How to deploy a Hadoop cluster 04/27 Update SLTechnology News&Howtos

How to deploy a Hadoop cluster

2025-04-27 Update From: SLTechnology News&Howtos shulou NAV: SLTechnology News&Howtos > Development >

Shulou(Shulou.com)06/02 Report--

This article focuses on "how to deploy Hadoop clusters", interested friends may wish to take a look. The method introduced in this paper is simple, fast and practical. Let's let the editor take you to learn how to deploy Hadoop clusters.

Environmental preparation

A total of five machines are used as the hardware environment, all of which are centos 6.4s

Namenode & resourcemanager Master Server: 192.168.1.1

Namenode & resourcemanager standby server: 192.168.1.2

Datanode & nodemanager server: 192.168.1.100 192.168.1.101 192.168.1.102

Zookeeper server cluster (for automatic switching of namenode high availability): 192.168.1.100 192.168.1.101

Jobhistory server (for logging mapreduce): 192.168.1.1

NFS for namenode HA: 192.168.1.100

Environmental deployment

First, join the YUM warehouse of CDH4

1. The solution is to put the cdh5 package in the self-built yum warehouse. For more information on how to build the yum warehouse, please see the self-built YUM warehouse.
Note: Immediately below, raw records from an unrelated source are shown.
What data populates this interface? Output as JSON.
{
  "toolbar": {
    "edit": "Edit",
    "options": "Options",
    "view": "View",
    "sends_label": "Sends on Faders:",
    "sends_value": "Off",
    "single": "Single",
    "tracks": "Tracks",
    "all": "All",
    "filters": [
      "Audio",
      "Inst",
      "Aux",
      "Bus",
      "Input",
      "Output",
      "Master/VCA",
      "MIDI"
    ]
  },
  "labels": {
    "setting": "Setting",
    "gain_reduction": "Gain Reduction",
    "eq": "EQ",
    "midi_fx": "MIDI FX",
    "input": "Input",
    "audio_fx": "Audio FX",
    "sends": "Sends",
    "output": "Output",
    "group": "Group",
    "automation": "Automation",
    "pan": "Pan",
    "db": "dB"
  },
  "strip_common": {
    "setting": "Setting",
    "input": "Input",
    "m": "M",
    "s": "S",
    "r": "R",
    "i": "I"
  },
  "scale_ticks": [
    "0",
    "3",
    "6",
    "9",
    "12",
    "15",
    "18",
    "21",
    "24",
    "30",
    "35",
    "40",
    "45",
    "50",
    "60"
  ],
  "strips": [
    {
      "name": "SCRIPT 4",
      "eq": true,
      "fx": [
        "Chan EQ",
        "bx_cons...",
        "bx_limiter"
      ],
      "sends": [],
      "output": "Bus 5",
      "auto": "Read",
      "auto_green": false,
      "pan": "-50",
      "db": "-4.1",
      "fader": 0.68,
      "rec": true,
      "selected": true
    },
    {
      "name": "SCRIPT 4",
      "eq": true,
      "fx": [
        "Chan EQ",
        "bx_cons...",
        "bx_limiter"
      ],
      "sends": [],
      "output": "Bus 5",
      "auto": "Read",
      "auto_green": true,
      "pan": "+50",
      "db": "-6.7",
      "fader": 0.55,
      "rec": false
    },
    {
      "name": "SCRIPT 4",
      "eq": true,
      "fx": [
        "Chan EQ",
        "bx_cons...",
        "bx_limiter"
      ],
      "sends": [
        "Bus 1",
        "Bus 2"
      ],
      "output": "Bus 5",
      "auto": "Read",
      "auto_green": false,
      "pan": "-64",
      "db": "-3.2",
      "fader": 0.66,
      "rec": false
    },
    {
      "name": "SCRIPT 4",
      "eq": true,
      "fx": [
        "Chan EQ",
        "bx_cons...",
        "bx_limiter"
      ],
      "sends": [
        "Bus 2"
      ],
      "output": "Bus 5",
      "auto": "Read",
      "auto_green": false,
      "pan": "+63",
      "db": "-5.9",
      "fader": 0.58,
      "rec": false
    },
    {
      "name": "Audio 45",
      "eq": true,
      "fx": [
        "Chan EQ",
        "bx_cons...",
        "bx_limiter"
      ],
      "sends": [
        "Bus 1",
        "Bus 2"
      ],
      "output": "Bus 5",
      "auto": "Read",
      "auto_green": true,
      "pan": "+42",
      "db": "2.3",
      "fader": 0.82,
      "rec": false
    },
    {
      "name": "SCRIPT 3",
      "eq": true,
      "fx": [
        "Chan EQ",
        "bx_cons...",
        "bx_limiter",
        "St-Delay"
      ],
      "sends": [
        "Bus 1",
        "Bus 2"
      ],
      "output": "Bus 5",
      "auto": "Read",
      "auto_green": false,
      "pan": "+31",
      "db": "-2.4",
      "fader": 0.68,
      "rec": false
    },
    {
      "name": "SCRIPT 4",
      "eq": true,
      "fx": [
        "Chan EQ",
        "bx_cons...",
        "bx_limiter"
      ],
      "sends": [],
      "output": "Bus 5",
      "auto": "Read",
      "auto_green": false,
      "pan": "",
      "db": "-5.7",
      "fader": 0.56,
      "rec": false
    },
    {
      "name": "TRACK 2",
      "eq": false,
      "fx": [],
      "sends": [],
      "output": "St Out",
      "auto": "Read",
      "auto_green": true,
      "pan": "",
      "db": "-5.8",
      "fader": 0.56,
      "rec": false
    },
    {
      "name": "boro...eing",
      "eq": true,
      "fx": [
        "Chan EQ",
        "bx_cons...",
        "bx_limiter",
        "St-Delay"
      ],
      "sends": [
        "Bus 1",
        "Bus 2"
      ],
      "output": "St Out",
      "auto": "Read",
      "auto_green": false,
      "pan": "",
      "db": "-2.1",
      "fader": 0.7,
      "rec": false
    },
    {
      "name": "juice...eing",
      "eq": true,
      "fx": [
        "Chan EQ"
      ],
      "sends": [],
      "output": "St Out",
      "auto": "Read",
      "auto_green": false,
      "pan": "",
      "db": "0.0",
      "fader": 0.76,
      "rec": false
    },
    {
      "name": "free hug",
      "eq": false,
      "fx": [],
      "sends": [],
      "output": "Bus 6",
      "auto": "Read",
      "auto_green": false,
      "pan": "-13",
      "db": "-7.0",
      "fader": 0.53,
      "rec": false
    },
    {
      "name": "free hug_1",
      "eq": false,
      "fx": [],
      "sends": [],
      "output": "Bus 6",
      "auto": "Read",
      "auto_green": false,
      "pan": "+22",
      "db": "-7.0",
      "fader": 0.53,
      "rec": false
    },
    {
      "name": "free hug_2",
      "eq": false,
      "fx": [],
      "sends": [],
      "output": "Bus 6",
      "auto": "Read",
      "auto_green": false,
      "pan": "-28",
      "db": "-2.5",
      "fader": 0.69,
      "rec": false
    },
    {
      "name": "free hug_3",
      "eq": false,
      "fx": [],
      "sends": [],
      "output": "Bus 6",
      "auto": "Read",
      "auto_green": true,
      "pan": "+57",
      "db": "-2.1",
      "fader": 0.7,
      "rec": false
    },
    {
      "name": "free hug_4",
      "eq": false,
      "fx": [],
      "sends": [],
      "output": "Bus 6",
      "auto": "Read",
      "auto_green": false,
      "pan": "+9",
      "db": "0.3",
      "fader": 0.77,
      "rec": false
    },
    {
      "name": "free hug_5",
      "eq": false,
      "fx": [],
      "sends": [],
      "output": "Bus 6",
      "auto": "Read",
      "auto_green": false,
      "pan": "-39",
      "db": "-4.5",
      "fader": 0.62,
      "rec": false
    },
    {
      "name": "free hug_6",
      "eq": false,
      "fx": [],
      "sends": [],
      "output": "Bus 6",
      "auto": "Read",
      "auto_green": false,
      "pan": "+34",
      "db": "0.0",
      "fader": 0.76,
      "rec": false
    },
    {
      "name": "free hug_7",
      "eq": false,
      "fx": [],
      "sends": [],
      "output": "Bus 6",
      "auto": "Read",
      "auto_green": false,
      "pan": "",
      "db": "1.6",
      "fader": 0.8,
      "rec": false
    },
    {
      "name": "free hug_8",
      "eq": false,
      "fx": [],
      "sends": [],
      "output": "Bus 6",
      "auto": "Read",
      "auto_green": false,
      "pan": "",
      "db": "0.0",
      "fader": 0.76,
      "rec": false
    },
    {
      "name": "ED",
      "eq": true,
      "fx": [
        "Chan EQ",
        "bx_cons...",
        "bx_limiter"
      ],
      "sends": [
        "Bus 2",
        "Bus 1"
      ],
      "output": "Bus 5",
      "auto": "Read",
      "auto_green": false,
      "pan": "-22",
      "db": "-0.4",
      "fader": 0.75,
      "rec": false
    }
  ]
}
two。 If you do not want to build your own yum warehouse, do the following on all hadoop machines to join cdn4's yum warehouse

Wget http://archive.cloudera.com/cdh5/one-click-install/redhat/6/x86_64/cloudera-cdh-4-0.x86_64.rpm sudo yum-- nogpgcheck localinstall cloudera-cdh-4-0.x86_64.rpm

Create a NFS server for namenode HA

1. Log in to 192.168.1.100 and execute the following script createNFS.sh

#! / bin/bash yum-y install rpc-bind nfs-utils mkdir-p / data/nn_ha/ echo "/ data/nn_ha * (rw,root_squash,all_squash,sync)" > / etc/exports / etc/init.d/rpcbind start / etc/init.d/nfs start chkconfig-- level 234 rpcbind on chkconfig-level 234 nfs on III, Hadoop Namenode & resourcemanager master server environment deployment

1. Log in to 192.168.1.1, create a script directory, and copy the script from the git repository

Yum-y install git mkdir-p / opt/ cd / opt/ git clone http://git.oschina.net/snake1361222/hadoop_scripts.git / etc/init.d/iptables stop

two。 Modify hostname

Sh / opt/hadoop_scripts/deploy/AddHostname.sh

3. Modify the configuration file of the deployment script

Vim / opt/kingsoft/hadoop_scripts/deploy/config # add the address of the master server, that is, the namenode master server master= "192.168.1.1" # add the nfs server address nfsserver= "192.168.1.100"

4. Edit the hosts file (this file will be synchronized to all machines in the hadoop cluster)

Vim / opt/hadoop_scripts/share_data/resolv_host 127.0.0.1 localhost localhost.localdomain localhost4 localhost4.localdomain4:: 1 localhost localhost.localdomain localhost6 localhost6.localdomain6 192.168.1.1 nn.dg.hadoop.cn 192.168.1.2 nn2.dg.hadoop.cn 192.168.1.100 dn100.dg.hadoop.cn 192.168.1.101 dn101.dg.hadoop.cn 192.168.1.102 dn102.dg.hadoop.cn

5. Execute the deployment script CreateNamenode.sh

Sh / opt/hadoop_scripts/deploy/CreateNamenode.sh

6. Set up saltstack master

PS: an open source server management tool similar to puppet, which is relatively lightweight. It is used to manage hadoop clusters and schedule datanode here. For more information about saltstack, please see SaltStack deployment and use.

a. Installation

Yum-y install salt salt-master

b. Modify the configuration file `/ etc/salt/ master`. The following marks the items to be modified.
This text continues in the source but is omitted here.